As Basch et al. (2021) warned in the discussion of practical implications to their study of FTF and videoconferences, "organizations should not overlook that the interview medium affects applicants’ chances in a selection process" (p. 935).

The above discussion related to some benefits and disadvantages of remote evaluations for the candidates and for the evaluators. Beyond the issue of the feasibility of using remote MESILA tests, there is the question of their predictive validity, namely, the degree to which the candidates’ performance on the remote tests reflect their suitability to teacher-education studies. Significant predictive validity has been found for MESILA FTF tests with criteria of success in academic teacher-education studies, pre-service training ratings, classroom teaching evaluations and receiving tenure (Goldenberg, 2020). The similarity in score attributes for both methods suggests initial indications that the remote evaluation will preserve the predictive validity found in the FTF evaluation. However, only a future study of validity could indicate whether an evaluation system measured by remote means could predict success in teacher-education studies and integration into the field of teaching.

10 Research limitations

The present study is an examination of the remote scores of all 2020 candidates for teacher-education studies. At the beginning of the evaluation season the team was introduced to a new evaluation method, with unfamiliar technology and new operating instructions.
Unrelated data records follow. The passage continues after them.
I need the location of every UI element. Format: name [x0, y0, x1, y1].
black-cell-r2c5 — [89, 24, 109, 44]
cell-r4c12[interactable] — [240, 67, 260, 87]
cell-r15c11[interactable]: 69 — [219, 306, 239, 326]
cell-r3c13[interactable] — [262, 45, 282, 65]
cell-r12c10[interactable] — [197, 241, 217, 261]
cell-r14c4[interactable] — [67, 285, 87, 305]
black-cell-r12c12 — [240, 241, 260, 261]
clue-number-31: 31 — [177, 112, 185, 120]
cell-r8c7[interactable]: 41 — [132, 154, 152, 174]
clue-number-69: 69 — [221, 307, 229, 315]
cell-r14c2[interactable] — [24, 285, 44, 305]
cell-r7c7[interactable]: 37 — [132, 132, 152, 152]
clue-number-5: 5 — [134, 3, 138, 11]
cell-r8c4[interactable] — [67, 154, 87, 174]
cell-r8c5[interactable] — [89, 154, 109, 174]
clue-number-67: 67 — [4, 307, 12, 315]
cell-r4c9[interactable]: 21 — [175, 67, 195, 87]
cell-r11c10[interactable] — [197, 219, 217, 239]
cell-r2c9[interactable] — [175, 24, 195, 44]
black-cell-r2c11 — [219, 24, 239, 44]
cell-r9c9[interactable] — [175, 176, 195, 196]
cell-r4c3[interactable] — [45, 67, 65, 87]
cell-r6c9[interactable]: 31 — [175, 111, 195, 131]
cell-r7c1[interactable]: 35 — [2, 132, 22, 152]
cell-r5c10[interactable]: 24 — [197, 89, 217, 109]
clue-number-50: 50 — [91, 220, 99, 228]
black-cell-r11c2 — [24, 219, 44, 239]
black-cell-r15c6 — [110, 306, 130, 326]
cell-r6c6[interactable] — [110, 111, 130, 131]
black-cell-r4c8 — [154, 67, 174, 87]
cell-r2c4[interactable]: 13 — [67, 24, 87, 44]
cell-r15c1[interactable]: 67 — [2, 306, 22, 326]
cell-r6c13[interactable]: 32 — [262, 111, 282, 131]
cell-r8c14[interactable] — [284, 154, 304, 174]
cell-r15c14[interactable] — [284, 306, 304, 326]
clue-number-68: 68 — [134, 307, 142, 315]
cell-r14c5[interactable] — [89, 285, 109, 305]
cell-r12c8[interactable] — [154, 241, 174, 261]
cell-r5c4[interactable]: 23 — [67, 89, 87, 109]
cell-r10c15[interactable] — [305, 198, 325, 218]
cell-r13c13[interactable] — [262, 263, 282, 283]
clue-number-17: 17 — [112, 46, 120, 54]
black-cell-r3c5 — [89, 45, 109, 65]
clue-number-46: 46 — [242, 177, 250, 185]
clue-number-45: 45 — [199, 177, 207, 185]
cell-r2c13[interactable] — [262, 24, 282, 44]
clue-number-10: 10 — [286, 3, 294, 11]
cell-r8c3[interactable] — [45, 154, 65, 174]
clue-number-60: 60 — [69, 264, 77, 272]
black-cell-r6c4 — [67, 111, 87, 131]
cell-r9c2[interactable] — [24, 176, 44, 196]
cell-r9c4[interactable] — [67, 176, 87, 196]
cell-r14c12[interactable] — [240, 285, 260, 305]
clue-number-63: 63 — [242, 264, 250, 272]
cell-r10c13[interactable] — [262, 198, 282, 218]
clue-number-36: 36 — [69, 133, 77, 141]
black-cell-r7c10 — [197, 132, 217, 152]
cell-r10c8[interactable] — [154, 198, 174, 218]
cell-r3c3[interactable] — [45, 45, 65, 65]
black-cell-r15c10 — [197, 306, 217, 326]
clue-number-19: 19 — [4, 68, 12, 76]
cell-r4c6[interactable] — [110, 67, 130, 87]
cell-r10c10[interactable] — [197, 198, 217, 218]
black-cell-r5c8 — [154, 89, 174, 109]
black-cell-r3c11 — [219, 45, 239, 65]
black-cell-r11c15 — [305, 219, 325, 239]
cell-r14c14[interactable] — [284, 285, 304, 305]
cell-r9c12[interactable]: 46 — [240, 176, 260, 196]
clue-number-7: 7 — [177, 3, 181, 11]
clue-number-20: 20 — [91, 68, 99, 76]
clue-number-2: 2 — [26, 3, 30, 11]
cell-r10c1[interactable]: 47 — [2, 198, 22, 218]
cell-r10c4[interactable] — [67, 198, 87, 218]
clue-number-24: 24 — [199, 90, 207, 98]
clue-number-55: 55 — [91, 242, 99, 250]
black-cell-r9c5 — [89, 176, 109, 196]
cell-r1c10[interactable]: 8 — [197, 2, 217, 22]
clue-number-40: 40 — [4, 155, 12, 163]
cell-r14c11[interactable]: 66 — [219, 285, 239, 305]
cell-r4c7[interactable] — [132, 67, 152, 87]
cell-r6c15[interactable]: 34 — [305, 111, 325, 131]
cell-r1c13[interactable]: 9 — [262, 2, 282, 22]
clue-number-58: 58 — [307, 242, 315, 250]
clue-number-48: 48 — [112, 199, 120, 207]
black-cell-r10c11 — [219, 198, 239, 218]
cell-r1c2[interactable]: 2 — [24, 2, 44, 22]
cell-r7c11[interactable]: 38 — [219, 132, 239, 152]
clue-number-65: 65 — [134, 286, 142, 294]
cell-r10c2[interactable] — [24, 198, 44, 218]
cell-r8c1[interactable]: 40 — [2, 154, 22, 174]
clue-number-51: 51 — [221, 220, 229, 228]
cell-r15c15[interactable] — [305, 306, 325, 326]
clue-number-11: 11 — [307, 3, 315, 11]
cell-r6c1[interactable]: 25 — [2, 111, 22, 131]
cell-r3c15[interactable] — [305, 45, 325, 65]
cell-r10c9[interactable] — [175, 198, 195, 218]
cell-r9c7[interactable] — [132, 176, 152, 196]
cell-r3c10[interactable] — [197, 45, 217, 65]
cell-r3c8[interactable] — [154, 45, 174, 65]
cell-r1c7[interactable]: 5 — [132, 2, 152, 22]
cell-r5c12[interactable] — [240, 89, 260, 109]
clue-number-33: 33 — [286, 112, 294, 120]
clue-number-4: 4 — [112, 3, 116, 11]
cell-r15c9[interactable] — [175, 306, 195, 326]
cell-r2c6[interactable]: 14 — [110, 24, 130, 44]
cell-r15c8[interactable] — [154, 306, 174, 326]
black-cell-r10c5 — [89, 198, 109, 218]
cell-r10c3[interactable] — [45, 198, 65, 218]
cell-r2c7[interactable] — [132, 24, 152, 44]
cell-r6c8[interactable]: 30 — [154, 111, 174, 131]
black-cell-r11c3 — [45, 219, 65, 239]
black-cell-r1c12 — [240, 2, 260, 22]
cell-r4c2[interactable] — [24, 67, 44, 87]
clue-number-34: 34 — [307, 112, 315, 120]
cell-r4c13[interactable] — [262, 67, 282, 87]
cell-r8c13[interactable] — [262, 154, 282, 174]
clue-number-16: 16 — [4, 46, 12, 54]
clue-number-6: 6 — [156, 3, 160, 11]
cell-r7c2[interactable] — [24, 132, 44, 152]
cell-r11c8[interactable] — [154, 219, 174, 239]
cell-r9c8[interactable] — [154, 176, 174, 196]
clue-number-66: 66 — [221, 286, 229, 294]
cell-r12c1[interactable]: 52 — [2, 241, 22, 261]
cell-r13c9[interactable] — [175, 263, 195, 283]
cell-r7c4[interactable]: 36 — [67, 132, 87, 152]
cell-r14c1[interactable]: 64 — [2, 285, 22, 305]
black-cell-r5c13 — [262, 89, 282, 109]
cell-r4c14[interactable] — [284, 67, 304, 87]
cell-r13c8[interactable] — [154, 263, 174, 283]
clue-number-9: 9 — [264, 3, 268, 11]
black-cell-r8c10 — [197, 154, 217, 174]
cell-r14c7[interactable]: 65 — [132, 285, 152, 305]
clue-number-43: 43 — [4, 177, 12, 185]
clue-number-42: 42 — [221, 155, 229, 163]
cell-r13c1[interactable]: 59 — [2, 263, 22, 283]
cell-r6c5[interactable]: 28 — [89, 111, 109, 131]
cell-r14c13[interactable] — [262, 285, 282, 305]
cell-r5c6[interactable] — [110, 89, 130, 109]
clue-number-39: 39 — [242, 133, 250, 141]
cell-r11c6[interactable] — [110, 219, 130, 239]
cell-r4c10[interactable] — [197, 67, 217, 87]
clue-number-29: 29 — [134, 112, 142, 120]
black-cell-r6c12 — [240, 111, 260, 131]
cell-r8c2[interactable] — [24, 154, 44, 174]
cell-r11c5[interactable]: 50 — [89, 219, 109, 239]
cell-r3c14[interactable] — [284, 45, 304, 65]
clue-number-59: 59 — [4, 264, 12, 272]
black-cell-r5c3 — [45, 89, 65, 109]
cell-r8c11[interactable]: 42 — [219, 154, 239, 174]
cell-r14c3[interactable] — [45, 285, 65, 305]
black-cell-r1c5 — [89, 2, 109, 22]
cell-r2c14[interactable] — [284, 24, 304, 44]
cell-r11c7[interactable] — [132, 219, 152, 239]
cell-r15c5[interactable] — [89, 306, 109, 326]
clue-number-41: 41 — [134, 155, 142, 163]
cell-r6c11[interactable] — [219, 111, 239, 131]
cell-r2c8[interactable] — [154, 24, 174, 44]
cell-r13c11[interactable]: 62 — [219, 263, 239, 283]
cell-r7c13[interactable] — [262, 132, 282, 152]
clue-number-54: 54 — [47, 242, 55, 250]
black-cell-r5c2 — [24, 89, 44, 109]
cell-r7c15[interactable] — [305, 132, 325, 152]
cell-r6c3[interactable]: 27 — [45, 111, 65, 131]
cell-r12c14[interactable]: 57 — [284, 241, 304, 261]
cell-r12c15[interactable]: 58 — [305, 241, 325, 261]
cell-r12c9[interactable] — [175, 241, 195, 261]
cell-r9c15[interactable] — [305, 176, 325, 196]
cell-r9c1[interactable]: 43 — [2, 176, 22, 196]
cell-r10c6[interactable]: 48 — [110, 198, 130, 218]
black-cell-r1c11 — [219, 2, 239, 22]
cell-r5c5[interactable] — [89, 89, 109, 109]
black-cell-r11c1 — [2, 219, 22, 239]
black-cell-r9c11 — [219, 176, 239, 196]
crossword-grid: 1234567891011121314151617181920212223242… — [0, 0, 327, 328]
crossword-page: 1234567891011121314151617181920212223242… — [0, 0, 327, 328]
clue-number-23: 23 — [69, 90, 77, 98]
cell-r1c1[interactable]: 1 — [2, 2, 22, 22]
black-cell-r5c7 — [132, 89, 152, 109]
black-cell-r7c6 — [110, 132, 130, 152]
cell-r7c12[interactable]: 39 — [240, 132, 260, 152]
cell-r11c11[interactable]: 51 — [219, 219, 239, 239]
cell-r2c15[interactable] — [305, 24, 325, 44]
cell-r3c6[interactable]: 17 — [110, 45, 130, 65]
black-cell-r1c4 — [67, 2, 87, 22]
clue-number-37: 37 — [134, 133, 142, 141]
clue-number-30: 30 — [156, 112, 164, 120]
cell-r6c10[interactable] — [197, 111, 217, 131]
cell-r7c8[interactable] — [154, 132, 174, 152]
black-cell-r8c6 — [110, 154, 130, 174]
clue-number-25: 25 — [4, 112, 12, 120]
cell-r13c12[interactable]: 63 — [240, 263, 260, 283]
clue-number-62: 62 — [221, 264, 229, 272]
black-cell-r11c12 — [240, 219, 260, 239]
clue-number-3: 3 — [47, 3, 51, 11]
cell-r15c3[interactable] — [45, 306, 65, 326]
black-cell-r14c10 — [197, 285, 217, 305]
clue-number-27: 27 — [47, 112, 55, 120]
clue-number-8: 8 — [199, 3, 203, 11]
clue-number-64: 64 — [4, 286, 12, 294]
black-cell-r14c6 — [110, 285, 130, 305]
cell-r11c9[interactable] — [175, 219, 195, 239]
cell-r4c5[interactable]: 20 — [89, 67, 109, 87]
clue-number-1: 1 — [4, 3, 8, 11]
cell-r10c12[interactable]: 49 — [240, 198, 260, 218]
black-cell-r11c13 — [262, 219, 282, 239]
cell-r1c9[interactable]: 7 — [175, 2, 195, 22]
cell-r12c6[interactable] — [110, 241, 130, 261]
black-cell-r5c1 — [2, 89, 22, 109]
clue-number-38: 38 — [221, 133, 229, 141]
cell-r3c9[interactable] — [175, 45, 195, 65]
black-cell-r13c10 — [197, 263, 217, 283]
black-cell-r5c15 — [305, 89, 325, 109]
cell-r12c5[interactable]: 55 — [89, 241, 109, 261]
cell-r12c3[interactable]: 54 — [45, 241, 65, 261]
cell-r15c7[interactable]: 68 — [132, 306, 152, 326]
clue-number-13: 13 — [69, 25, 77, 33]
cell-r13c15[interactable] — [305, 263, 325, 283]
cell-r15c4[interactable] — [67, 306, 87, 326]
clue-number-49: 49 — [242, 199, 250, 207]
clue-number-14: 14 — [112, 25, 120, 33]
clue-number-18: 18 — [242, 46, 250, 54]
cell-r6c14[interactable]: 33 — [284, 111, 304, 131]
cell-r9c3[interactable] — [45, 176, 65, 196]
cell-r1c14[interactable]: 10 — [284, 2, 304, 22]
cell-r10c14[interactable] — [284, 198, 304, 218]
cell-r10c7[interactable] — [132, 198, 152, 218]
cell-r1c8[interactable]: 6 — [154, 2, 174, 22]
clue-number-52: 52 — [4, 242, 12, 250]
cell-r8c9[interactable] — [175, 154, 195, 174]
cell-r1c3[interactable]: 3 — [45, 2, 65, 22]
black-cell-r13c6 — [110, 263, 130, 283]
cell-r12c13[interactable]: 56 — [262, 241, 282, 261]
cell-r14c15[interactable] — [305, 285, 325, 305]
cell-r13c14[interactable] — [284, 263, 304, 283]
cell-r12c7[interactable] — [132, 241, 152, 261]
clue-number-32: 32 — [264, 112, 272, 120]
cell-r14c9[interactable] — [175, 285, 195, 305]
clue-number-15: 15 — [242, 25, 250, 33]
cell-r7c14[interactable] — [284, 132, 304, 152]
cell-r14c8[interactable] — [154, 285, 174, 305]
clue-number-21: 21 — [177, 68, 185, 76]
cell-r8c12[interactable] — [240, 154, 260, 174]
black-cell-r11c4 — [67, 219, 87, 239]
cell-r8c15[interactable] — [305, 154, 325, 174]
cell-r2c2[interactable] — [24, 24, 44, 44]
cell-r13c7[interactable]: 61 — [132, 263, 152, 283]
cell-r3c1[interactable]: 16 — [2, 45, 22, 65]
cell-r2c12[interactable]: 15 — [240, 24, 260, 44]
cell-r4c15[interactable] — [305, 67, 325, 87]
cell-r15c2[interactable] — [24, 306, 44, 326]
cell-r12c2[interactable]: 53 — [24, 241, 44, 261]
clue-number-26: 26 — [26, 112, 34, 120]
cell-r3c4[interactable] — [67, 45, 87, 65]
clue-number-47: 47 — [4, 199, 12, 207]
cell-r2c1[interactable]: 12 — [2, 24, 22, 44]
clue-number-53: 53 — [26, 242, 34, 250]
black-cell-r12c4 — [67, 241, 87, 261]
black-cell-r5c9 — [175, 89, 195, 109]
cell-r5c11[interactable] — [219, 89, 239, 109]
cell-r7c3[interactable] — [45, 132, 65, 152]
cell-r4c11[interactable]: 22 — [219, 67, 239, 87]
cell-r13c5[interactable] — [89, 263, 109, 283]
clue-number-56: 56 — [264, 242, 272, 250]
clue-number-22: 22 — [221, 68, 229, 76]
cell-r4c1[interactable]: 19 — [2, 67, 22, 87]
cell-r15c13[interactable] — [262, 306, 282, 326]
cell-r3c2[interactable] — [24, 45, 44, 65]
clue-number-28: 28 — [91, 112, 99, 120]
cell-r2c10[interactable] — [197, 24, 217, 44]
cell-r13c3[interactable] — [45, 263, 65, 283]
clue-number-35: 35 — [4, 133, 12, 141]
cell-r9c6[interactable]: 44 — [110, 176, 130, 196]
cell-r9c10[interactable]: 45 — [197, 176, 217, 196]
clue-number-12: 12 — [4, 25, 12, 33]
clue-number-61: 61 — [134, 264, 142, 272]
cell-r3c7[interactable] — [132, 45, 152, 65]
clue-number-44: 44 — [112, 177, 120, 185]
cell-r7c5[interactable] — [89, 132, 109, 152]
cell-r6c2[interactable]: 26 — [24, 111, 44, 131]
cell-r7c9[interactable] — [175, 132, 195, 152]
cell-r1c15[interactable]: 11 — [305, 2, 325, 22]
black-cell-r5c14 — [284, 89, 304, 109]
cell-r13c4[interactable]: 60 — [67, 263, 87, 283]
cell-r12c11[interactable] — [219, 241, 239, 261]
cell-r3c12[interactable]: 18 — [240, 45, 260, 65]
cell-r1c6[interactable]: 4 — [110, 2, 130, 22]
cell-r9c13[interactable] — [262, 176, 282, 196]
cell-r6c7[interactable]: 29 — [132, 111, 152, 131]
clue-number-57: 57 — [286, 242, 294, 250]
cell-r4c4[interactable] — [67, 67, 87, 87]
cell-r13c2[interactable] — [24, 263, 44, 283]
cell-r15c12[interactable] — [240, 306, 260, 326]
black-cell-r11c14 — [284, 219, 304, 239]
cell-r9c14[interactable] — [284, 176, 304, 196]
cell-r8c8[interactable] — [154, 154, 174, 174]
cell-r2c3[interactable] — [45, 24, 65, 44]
Up to then, the evaluators’ role focused only on diagnosing the candidates in the group. Their role was now expanded to include explaining the use of Zoom to the candidates during the exercises, simulations, and interviews. They also had to deal with such issues as computer problems that came up during the evaluation and instructing the candidates how to leave and enter the system before and after breaks. These roles were all new to members of the evaluation team who had to learn them as they were adjusting to the new reality. In addition, group interactions and peer assessments were removed from the remote test battery, adding additional changes for the evaluators. These limitations may explain part of the significant differences noted in this research. Perhaps the study should have included just a sample of candidates who were tested after the team had a few months to adjust to the remote method. It is recommended that the scores for the 2021 evaluation be examined, after the evaluators had time to integrate and familiarize themselves with the remote system.